In trying to look into the possible future of HIV/AIDS, and what steps might best help address the issue, researchers from Oregon State University (OSU) and the Yale School of Public Health, in work supported by the U.S. National Institutes of Health (NIH), have developed a model of HIV progression, transmission and intervention tailored to 127 countries around the world.
Data in the analysis show that HIV infections are surging, millions of people who have been diagnosed are not getting treatment. Since 2010, the global prevalence of HIV infections has increased to 37 million individuals; and in 2014, 1.2 million people in the United States were infected. The good news is that 87 percent of those infections have been diagnosed; the bad news is that of those diagnosed cases, only 52 percent of people known to have HIV in the United States are being treated.
"Both around the world and in the U.S., HIV and AIDS are still nowhere close to being under control," Jan Medlock, an associate professor and mathematical epidemiologist in the OSU College of Veterinary Medicine, and lead author on the analysis, was quoted as saying in a news release from OSU. "Given the efforts made against HIV/AIDS and the fact it can now be treated, the continued rate of spread is surprising," he noted. "Even the cost of drugs, at least for the initial treatments, is relatively low.
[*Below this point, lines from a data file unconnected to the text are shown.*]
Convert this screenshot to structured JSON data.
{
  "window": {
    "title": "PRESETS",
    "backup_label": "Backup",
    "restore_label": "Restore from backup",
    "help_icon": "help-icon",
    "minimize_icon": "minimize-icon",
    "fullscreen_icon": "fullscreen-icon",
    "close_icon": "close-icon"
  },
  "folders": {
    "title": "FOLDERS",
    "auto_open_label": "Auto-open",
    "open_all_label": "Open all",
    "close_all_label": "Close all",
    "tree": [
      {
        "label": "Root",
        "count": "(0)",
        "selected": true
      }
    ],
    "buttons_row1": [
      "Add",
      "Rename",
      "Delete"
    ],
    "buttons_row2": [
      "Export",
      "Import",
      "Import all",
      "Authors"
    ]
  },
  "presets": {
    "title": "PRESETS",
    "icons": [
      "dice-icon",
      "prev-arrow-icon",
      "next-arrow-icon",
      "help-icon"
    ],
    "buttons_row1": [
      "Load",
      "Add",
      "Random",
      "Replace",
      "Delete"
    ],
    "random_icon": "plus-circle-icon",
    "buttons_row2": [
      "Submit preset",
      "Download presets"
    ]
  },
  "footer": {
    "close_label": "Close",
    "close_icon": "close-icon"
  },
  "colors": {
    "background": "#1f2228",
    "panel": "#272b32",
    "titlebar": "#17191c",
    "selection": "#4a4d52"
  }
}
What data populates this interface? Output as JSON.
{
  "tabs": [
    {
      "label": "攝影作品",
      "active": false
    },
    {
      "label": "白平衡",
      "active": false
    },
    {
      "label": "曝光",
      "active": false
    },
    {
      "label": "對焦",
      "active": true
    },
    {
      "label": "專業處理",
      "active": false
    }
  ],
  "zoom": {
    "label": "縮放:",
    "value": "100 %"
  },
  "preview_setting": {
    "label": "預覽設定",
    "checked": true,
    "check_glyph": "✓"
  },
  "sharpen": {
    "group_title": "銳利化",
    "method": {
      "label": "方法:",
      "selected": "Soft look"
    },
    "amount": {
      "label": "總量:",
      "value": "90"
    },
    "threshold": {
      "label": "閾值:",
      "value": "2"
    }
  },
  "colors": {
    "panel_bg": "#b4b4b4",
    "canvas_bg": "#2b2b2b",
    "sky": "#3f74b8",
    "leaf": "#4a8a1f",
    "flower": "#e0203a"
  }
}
But this problem is still getting worse, not better, and our research suggests the value of prospective vaccines could be very significant."
Under the "status quo" levels of intervention, the research found, the world may expect about 49 million new cases of HIV infection during the next 20 years. Since the first report of AIDS in 1981, about 75 million people have been infected with HIV and 36 million deaths have been attributed to AIDS. If ambitious targets for diagnosis, treatment and viral suppression are reached, 25 million of these new infections could be prevented, the study concluded. Adding a vaccine by 2020 that was even 50 percent effective could prevent another 6.3 million infections, and might have the potential to reverse the HIV pandemic.
The latest United Nations targets, established in 2014, are "95-95-95", meaning a 95 percent success rate, by country, in diagnosing HIV infections; treating those infected; and achieving viral suppression in those being treated. Due to the large gap between goals and current reality, that while some countries are near that, others not even close, the search for an effective vaccine gains even more importance, the researchers said.
Vaccines already exist, but are mostly in clinical trials. One candidate has about 60 percent efficacy for the first year after vaccination, dropping to 31 percent efficacy 3.5 years later. A modified version of this vaccine began large-scale, phase three trials last November in South Africa, with hopes for higher efficacy.
A combined approach of better diagnosis, treatment and a vaccine is the best bet, the report concluded. "Given the challenges inherent in treatment as prevention and in vaccination, a combined approach would be the most feasible and effective strategy to address the HIV pandemic in each of the 127 countries considered."